The hysteria about praying in schools is just that, hysteria, or perhaps worse. It is the shifting of blame from the state legislature’s refusal to regulate guns as the vast majority of Arizonans want to, claiming that the problem is prayer. It’s the shifting of blame from the state legislature’s depletion of funding for our schools, to blaming our schools’ poor scholastic record on lack of prayer. Those making these claims would not argue that the Koran should be read in class or the Torah or the Humanist Manifesto.
In “Religion in the Public Schools: A Joint Statement of Current Law,” 35 religious and civil liberties organizations give the following summary of the rights of students to express their faith in a public school: Students have the right to pray individually or in groups or to discuss their religious views with their peers so long as they are not disruptive.
The Premise and Promise of Democratic Pluralism
Because the Establishment Clause does not apply to purely private speech, students enjoy the right to read their Bibles or other scriptures, say grace before meals, pray before tests, and discuss religion with other (willing) student listeners.

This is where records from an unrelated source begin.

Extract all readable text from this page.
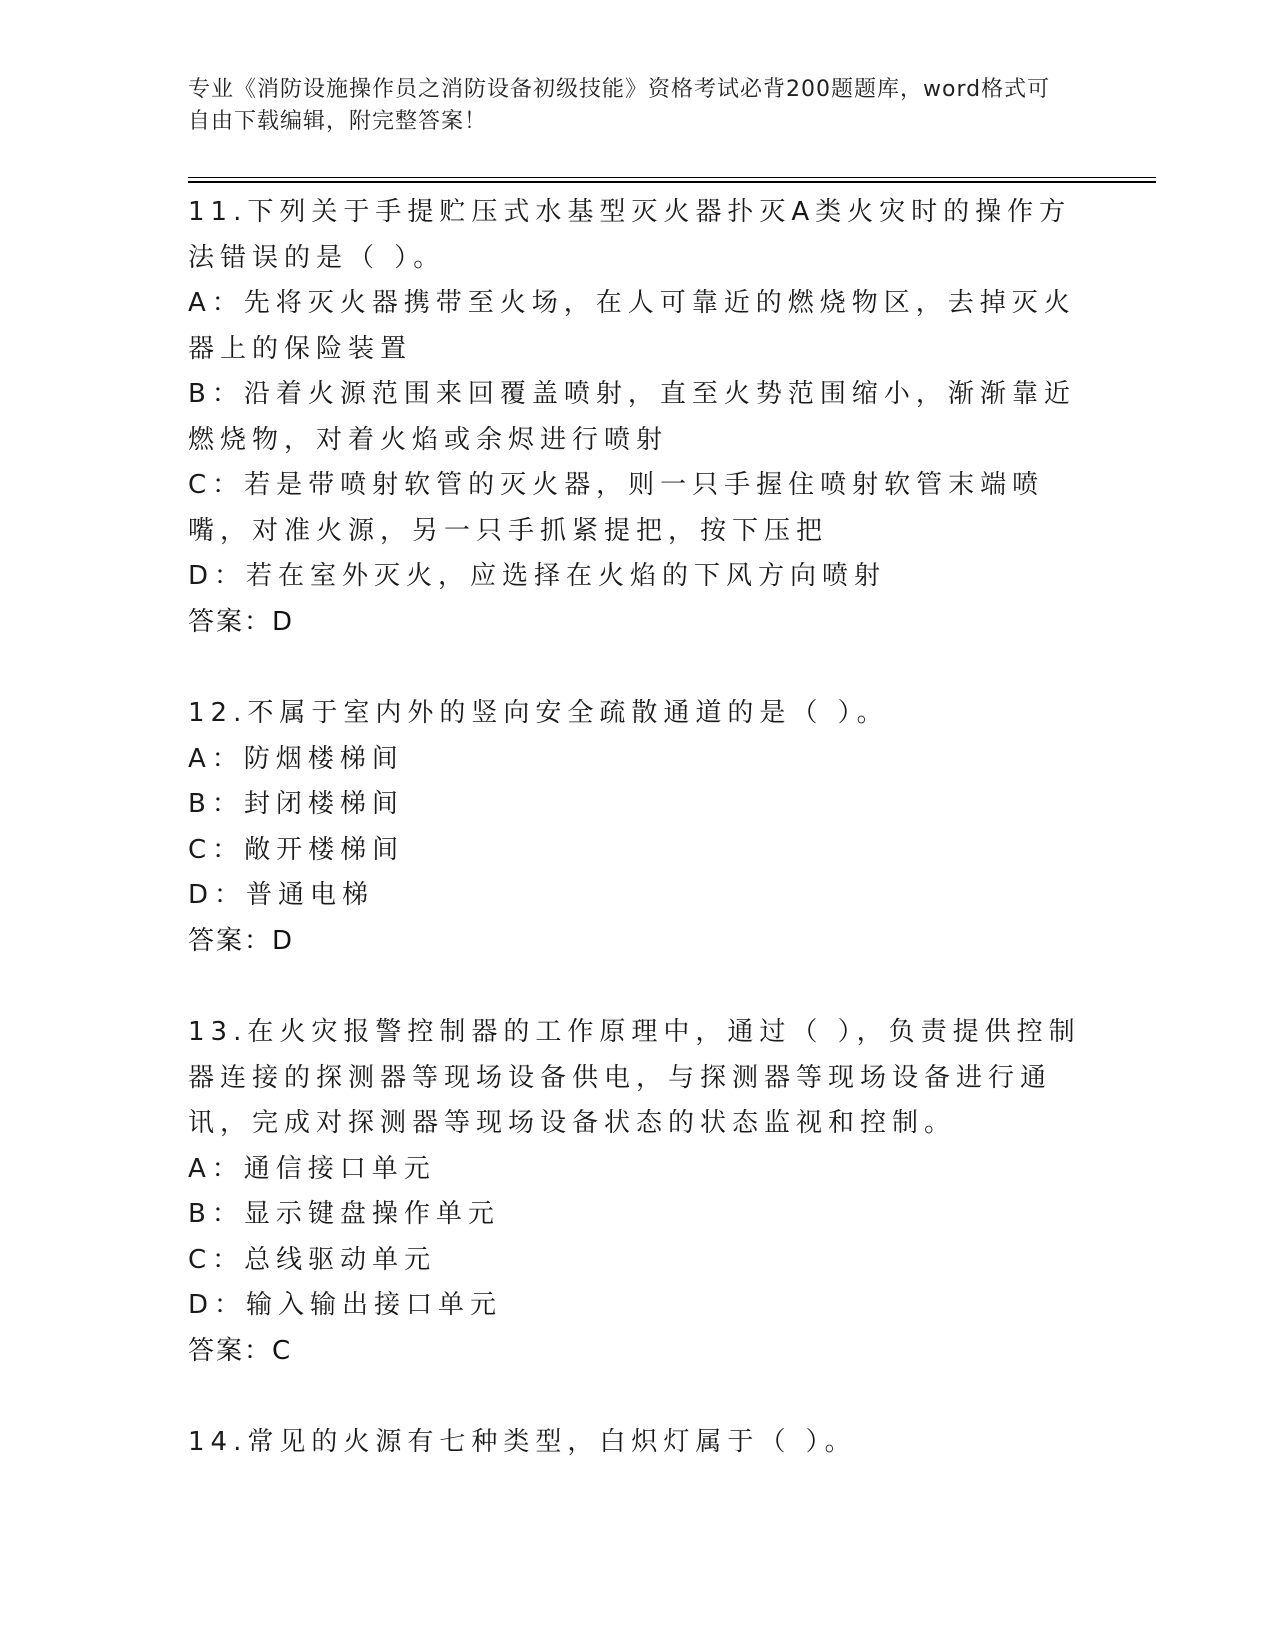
专业《消防设施操作员之消防设备初级技能》资格考试必背200题题库，word格式可自由下载编辑，附完整答案！

11.下列关于手提贮压式水基型灭火器扑灭A类火灾时的操作方法错误的是（ ）。

A：先将灭火器携带至火场，在人可靠近的燃烧物区，去掉灭火器上的保险装置

B：沿着火源范围来回覆盖喷射，直至火势范围缩小，渐渐靠近燃烧物，对着火焰或余烬进行喷射

C：若是带喷射软管的灭火器，则一只手握住喷射软管末端喷嘴，对准火源，另一只手抓紧提把，按下压把

D：若在室外灭火，应选择在火焰的下风方向喷射

答案：D

12.不属于室内外的竖向安全疏散通道的是（ ）。

A：防烟楼梯间

B：封闭楼梯间

C：敞开楼梯间

D：普通电梯

答案：D

13.在火灾报警控制器的工作原理中，通过（ ），负责提供控制器连接的探测器等现场设备供电，与探测器等现场设备进行通讯，完成对探测器等现场设备状态的状态监视和控制。

A：通信接口单元

B：显示键盘操作单元

C：总线驱动单元

D：输入输出接口单元

答案：C

14.常见的火源有七种类型，白炽灯属于（ ）。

In the classroom, students have the right to pray quietly, except when required to be actively engaged in school activities (e.g. students may not decide to pray just as a teacher calls on them).
In informal settings, such as the cafeteria or in the halls, students may pray either audibly or silently, subject to the same rules of order as apply to other speech in these locations.
However, the right to engage in voluntary prayer does not include, for example, the right to have a captive audience listen or to compel other students to participate. (Student Religious Expression in Public Schools: United States Department of Education Guidelines)
So first, know the facts: prayer is not excluded, it just cannot be government-sponsored or compelled.
And second, the rules that apply to one, apply to all. The Williamsburg Charter that was signed in 1988 by Presidents Carter and Ford, two then-living Chief Justices, and 200 other leaders states in part:
We affirm that a right for one is a right for another and a responsibility for all. A right for a Protestant is a right for an Eastern Orthodox is a right for a Catholic is a right for a Jew is a right for a Humanist is a right for a Mormon is a right for a Muslim is a right for a Buddhist—and for the followers of any other faith within the wide bounds of the republic.
That rights are universal and responsibilities mutual is both the premise and the promise of democratic pluralism. The First Amendment, in this sense, is the epitome of public justice and serves as the golden rule for civic life.
Rights are best guarded and responsibilities best exercised when each person and group guards for all others those rights they wish guarded for themselves.